Another week, another ridiculous piece of advice from Dr. Laura. This time: smile! It makes everything better. This bit was taken from her youtube channel.
The question: I’m a bitter adult. I’m married to a great man and have four wonderful daughters. I spend every day trying to keep my bitterness from coming out and spilling onto my kids. I had a pretty sad childhood, was put on the streets at 17 because my mom was homeless and my father didn’t want me living with him. My husband had an ideal childhood, where he was loved, encouraged, downright spoiled and supported until he made his dreams come true. What do I do with all the anger I have? Whenever my husband’s family reminisces about growing up, they’re smiling and laughing, and I get so angry I just want to make them all feel bad. I want to scream out, “it’s not fair!” but I’m a grown-up, almost 40, so I keep it all inside. Please help me to stop this behavior. My husband doesn’t deserve a bitter wife, and my kids don’t need an angry mom.
Dr. Laura’s answer: Oh my gosh, I’m so amazed that it’s this far from your nose and you don’t see it. You had a crappy childhood, with people who were dysfunctional and couldn’t care less. And you found a man who was brought up in heaven, and he’s bringing the heaven to your doorstep, and instead of embracing it, you’re sort of resentful that you didn’t have it too, when now, you do. You have the heaven now. What’s to be bitter about?
My answer: There’s something to be said for learning to appreciate what you have – but that something is not “what’s to be bitter about?” The advice seeker is seeking advice, and instead she is being chided for not loving what she already has. This feels to me like the “stop being so sad all the time!” responses to “I’m really struggling.”

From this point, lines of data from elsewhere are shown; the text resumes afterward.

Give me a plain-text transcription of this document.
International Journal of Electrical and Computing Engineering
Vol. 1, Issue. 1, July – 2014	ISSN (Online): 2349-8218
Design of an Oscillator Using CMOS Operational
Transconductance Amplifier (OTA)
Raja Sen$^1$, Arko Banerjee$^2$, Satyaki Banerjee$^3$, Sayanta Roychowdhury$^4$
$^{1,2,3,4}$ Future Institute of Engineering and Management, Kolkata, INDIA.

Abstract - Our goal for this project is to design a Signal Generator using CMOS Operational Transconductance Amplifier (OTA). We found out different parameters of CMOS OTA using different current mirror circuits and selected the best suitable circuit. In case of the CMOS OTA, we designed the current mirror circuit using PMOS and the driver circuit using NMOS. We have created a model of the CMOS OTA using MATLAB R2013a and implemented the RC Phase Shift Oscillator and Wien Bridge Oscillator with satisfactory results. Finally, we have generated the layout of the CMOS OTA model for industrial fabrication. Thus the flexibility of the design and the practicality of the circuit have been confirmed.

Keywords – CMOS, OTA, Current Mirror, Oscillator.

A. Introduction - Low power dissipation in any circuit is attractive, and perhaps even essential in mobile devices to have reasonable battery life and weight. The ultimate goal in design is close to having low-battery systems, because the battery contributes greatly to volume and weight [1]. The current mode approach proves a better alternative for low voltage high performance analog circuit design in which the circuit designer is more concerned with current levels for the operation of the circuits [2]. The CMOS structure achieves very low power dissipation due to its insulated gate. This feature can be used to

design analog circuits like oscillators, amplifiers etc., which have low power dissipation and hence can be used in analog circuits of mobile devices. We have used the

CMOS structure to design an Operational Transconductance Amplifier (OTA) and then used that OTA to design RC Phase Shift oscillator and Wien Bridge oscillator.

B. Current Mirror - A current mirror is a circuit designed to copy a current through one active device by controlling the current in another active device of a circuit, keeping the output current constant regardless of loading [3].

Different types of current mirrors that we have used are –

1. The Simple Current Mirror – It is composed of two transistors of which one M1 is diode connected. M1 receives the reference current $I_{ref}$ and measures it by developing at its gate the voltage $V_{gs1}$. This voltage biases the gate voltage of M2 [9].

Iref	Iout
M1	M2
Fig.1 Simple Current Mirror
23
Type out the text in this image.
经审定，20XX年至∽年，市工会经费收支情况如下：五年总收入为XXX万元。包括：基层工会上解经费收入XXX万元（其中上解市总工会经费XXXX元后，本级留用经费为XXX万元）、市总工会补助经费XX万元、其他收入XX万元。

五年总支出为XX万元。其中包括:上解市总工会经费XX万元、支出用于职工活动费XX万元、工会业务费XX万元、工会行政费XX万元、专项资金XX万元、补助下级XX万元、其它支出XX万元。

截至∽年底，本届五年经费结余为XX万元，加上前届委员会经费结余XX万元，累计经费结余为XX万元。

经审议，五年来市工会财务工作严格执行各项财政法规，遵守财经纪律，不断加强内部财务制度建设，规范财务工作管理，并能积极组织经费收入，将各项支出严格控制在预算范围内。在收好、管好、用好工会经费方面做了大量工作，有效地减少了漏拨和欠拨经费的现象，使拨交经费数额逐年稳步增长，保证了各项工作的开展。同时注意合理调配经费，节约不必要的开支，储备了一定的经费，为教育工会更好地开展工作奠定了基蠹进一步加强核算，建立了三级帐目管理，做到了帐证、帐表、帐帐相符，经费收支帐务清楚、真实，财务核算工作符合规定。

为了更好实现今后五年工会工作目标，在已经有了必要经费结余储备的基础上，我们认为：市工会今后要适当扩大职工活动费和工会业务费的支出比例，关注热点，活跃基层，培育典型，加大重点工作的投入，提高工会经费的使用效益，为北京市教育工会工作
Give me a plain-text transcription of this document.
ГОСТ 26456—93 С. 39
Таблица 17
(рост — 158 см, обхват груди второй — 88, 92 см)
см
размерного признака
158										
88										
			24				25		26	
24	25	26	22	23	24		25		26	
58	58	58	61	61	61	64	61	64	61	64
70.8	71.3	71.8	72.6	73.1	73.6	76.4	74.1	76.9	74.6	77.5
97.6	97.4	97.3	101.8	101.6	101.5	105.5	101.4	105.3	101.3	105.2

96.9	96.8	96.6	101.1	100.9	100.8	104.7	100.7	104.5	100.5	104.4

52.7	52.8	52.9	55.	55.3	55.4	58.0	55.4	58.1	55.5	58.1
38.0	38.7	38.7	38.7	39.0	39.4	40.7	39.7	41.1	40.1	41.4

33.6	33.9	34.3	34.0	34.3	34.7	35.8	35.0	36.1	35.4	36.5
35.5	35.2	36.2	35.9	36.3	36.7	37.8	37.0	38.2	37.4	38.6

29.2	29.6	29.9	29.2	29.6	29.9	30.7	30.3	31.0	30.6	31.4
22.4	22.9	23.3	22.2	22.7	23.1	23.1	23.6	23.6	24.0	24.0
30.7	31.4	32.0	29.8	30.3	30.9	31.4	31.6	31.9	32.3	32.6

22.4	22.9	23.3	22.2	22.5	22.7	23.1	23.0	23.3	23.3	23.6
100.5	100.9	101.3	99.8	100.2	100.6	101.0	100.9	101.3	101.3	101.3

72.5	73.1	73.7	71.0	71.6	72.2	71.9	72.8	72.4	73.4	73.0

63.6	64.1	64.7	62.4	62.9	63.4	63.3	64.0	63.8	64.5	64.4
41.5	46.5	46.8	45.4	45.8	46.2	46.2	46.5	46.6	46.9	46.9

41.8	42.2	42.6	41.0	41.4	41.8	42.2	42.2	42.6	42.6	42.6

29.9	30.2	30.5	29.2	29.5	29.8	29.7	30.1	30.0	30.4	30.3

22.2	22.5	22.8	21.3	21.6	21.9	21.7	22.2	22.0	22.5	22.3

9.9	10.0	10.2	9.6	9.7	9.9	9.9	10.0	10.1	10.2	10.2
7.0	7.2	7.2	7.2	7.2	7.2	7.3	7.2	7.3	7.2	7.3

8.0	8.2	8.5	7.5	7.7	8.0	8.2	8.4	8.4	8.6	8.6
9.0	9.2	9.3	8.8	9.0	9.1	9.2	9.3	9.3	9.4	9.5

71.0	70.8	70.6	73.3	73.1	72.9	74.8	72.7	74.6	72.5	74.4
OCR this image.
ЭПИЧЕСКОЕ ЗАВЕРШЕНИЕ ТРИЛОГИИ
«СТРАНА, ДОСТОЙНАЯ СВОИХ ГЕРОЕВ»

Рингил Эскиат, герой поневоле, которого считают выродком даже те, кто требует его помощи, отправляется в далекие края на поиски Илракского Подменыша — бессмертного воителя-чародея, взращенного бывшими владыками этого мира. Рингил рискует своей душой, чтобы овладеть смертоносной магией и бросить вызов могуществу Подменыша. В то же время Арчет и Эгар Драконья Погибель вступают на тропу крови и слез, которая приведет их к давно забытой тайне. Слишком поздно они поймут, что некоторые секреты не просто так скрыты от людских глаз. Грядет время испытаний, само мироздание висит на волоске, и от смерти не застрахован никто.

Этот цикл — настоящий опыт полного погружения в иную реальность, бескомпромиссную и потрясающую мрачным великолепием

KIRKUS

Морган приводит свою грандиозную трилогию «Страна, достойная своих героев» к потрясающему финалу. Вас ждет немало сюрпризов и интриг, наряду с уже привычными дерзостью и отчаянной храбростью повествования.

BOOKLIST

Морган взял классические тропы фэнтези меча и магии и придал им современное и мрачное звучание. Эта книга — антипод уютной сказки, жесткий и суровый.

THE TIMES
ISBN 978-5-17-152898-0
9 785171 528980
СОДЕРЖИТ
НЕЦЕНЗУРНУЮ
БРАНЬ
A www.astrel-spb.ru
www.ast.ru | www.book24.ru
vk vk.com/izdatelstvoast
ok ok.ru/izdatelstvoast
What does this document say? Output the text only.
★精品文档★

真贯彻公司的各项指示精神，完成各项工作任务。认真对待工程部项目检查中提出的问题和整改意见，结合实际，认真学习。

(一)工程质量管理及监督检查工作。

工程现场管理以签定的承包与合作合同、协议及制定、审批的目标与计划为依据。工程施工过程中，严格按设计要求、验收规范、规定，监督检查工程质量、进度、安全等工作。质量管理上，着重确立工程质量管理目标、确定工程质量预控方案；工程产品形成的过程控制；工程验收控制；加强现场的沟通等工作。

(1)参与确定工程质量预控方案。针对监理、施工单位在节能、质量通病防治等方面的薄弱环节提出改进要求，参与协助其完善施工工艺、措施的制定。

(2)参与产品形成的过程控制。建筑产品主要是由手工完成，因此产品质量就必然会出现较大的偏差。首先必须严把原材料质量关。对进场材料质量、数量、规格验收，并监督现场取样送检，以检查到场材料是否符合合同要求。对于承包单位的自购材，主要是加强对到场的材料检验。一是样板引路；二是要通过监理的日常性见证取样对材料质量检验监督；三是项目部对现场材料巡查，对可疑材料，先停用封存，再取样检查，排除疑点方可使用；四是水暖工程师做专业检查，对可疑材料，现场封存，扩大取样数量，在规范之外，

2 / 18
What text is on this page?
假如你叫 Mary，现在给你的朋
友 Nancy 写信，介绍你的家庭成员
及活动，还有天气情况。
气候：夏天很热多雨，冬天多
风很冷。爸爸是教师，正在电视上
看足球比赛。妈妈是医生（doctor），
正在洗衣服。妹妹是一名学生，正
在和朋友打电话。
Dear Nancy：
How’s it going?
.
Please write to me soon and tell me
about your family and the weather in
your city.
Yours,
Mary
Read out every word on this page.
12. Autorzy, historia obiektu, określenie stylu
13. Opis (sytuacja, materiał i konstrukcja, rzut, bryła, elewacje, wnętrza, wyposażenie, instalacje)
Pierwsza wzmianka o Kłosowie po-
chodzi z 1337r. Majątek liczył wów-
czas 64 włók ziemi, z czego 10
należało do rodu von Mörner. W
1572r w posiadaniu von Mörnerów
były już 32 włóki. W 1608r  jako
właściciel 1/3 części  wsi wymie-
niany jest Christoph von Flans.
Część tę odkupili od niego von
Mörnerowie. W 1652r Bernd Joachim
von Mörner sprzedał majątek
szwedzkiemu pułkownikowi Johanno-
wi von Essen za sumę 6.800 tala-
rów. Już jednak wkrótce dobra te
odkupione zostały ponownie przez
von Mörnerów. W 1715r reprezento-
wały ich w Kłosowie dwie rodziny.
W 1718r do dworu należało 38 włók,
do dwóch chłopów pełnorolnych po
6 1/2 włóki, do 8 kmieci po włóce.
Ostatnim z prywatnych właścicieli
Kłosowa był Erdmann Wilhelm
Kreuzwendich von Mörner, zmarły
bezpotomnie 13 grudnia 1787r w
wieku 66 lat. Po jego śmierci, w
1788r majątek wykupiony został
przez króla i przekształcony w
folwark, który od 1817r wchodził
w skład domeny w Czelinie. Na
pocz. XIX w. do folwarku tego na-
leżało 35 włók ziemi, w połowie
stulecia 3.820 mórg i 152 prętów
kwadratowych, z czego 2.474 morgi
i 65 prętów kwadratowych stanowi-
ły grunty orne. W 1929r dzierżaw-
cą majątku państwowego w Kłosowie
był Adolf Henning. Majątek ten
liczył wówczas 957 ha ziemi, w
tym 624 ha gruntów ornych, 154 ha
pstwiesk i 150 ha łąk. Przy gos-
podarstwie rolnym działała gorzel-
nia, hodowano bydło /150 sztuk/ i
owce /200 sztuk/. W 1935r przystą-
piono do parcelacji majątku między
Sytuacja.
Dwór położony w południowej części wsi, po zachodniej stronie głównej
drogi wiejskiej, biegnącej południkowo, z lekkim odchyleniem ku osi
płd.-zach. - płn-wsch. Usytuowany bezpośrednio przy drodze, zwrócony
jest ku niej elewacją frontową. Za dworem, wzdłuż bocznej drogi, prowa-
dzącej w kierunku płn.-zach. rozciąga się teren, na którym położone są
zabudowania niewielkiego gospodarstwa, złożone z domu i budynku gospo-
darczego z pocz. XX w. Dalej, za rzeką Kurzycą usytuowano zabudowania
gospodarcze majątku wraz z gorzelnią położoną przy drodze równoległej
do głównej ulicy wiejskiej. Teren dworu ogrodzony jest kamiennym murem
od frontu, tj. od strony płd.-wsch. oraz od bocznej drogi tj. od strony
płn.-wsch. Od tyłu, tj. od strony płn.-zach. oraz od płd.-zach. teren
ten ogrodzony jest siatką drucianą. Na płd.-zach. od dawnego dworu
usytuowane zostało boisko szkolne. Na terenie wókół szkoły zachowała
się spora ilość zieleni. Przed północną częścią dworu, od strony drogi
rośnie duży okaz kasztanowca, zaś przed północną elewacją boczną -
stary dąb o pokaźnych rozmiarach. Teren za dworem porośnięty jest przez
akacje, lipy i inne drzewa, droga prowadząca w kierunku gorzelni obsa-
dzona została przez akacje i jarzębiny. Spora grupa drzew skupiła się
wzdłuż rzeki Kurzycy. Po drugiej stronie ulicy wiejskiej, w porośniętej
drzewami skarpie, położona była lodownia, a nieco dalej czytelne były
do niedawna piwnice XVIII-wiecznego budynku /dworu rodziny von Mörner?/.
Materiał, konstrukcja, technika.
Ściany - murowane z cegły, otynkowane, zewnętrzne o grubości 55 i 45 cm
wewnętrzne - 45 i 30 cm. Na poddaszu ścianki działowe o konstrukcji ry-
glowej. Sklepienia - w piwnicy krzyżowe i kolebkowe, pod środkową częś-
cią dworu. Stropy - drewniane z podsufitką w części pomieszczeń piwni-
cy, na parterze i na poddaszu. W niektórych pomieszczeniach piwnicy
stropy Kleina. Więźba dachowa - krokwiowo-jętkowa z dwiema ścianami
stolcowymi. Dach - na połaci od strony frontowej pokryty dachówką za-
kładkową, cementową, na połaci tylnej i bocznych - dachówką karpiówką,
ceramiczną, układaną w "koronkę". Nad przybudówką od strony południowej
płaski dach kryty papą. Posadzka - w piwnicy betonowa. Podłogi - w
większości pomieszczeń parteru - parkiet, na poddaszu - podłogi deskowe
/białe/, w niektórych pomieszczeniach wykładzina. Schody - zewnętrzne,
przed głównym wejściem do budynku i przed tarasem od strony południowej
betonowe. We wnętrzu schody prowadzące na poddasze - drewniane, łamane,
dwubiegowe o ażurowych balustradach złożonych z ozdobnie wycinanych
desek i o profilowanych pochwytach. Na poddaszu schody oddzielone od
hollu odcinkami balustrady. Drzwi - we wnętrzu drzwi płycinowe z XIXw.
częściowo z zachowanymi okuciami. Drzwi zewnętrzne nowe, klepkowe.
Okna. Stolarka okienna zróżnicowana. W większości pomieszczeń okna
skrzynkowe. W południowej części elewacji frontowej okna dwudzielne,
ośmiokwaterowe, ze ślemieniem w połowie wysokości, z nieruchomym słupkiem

It’s not so easy to snap out of it, and when people are asking for help, telling them about the benefits of positive thinking can make things worse. Instead of discovering ways to cope, or to learn to accept things as they are, or to find the beauty in what they have, they feel guilty for not being able to figure something out that is “this far from your nose,” and are less likely to seek help the next time things get bad. Now, instead of just being bitter, she feels bitter and stupid for not being able to do what is supposed to be so easy.
You can’t change the past, yours or your husbands. What you can do is be open to your feelings, and communicate those feelings. Bitterness is incredibly powerful when it is kept inside, or when it is let out in short, poisonous bursts. It loses much of its power, though, when it’s out in the open. “I know you had an ideal childhood,” you can say to your husband, “and I’m happy to have been accepted into your life so I get to share in it. Sometimes it is overwhelming for me, and I may need to leave the room and lay down for a bit every once in awhile.” And bam! You have an out for when you feel like screaming, your husband understands you better, and you don’t have to sit there marinating in bitterness.
This may be easier said than done, and before you are able to talk about it openly, talk therapy can help you to figure out exactly what is painful about it for you, and why, in a safe, private space.
You know what you want – you want to let go of the anger. It isn’t going to disappear on its own. Getting it out into the open (whether with your family or in therapy) is the first step to letting go of it for good.